I rate this solution an eight out of ten. The solution is good, but the reporting available could be improved, and the pricing could be reviewed as it is costly. Nevertheless, I recommend this solution to any organization that wants to implement a firewall analyzer. Additionally, I would advise new product users to read sections in the recommended requirements and ensure it is properly communicated to the vendor they choose to work with.

Our primary use case is the policy request automation workflow.

Tufin saves a lot of time on the policy requests deployment. It enhances the SLA of the policy requests or changes and enhances the accuracy of the policy deployment.

I like the policy topology map, which allows us to visualize the picture of the security policy of the whole organization.

I would like to see the hardware specifications improved. The solution requires very high specifications of hardware platforms to run it. These high requirements are quite difficult to be acquired for users. 

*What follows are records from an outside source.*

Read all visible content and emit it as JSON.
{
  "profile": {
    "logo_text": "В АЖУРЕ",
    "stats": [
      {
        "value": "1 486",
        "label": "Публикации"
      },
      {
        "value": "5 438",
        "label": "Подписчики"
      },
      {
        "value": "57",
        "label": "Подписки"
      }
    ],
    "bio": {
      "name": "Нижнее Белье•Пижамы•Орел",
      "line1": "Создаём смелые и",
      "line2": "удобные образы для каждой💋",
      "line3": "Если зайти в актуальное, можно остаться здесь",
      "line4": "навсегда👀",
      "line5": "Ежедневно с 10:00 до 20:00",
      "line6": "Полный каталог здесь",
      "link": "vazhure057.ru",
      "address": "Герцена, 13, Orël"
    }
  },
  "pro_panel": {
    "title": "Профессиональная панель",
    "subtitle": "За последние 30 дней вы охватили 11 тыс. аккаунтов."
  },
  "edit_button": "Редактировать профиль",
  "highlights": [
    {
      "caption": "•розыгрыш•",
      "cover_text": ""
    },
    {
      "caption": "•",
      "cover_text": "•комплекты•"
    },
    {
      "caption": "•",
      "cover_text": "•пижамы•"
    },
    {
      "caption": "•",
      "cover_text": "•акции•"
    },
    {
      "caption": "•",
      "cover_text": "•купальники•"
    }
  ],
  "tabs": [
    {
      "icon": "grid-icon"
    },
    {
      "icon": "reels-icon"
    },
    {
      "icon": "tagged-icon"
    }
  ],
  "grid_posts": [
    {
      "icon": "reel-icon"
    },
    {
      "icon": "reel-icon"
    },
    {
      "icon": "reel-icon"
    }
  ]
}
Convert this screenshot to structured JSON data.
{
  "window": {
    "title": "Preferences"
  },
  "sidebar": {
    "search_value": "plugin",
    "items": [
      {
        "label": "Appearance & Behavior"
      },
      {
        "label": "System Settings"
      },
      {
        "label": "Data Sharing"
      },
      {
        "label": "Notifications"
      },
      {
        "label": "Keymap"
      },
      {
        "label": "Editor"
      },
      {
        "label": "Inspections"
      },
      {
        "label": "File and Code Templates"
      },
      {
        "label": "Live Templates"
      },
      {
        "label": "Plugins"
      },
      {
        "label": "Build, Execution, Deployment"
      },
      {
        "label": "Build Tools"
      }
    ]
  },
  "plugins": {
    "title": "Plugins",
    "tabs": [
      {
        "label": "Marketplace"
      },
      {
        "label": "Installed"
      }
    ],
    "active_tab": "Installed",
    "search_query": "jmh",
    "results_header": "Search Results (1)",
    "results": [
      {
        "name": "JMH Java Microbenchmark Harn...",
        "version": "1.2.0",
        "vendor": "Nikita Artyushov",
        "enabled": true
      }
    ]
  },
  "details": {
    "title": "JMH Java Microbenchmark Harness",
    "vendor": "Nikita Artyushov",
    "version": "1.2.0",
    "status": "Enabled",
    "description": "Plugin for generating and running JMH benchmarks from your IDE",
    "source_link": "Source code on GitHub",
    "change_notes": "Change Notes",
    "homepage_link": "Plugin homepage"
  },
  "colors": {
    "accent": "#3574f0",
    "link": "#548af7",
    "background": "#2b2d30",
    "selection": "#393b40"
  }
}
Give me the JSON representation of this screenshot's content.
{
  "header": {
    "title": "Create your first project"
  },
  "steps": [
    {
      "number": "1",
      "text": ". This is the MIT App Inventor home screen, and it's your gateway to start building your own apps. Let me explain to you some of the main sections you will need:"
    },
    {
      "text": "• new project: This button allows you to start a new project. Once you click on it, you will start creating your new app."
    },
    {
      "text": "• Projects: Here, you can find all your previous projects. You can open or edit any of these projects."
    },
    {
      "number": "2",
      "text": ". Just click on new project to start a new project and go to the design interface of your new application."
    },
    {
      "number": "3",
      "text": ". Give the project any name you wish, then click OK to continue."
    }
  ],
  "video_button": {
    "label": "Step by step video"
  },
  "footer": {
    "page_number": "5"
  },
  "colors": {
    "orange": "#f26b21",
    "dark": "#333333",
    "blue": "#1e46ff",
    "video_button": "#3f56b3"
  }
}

I have been working with Tufin for the past three or four years.

Tufin performs very well.

Tufin is definitely scalable.

Technical support is very good when escalating questions with them.

Positive

The initial setup is straightforward and easy.

I think the pricing, comparatively, is good.

The functionality, roadmap, and technical support are important to most customers. It is important to consider the integration support with other security tools and compatibility. I would rate Tufin a eight out of ten.